I wrote my final paper for this sex and gender course a few weeks after Professor Grobstein’s visit. I have never been as proud of a paper as I am of this one. Rather than serving only as a paper for a course, this essay turned into a study on a very focused subject. Sure, I used class materials in this paper, but I also pulled in material from other classes, such as a course I was taking in English masculinity in the seventeenth and eighteenth centuries and a class called Here and Queer that I had taken a year ago. I also relied on the ideas I had formulated during Professor Grobstein’s visit. History, English, and science worked together for this paper, which emerged as a transmutation of all my schooling, all the things I had learned in my college career, and not just the result of one class. For the first time, I wrote as though I wasn’t just an English major. I was a student, a scholar.

My dad has been telling me to read Stephen Jay Gould for years, and after I told him about my change of heart during this sex and gender class, he insisted that I read Gould’s The Hedgehog, the Fox, and the Magister’s Pox: Mending the Gap Between Science and the Humanities.

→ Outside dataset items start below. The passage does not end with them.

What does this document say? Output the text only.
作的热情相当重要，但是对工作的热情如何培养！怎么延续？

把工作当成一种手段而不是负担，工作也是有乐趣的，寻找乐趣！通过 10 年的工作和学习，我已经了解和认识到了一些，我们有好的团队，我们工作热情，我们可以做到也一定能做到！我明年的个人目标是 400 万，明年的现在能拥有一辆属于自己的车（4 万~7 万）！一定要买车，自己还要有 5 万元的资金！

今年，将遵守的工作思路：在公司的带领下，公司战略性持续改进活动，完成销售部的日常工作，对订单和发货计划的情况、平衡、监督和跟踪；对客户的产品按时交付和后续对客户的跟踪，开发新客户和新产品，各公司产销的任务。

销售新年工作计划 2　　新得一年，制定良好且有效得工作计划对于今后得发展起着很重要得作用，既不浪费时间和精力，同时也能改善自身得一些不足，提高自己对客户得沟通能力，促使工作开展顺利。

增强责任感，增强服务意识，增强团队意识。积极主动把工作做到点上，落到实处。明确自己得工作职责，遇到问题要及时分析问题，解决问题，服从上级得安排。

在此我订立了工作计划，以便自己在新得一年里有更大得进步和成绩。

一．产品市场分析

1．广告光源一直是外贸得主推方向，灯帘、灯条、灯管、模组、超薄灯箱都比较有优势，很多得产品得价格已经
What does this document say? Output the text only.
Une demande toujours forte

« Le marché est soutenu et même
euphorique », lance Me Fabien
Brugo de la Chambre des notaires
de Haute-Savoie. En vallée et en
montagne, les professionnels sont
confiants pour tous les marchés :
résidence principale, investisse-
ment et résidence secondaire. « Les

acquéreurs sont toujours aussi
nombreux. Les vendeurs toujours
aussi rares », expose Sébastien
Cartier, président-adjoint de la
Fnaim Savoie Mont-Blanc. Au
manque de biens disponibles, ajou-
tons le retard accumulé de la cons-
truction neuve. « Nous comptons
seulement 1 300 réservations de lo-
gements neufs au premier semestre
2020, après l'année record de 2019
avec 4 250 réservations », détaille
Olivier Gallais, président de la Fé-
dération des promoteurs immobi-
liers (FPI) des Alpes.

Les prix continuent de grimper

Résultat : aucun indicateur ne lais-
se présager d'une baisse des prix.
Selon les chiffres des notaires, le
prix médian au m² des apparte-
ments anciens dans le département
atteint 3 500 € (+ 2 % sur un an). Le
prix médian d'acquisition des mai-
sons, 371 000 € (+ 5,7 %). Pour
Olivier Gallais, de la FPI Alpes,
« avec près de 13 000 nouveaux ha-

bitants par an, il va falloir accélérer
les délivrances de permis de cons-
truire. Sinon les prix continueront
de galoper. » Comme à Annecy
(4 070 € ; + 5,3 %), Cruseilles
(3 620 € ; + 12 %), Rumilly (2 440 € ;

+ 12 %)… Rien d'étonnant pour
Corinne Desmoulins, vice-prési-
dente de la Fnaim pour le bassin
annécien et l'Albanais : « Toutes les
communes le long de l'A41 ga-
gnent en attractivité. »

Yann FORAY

In this work, Gould addresses the gap and the tension between these two studies: “This conflict … became both silly and harmful long ago.” I like Gould’s characterization of the gap as harmful. For a society that valorizes those who can “multitask,” those who can juggle familial and professional life, and those who can balance work and play, our culture remains puzzlingly hesitant to merge these two worlds. We’re serving science and the humanities poorly by so often refusing to let them communicate. It feels like we’re only using half of our brain power and ignoring our potential by keeping these two areas of study apart.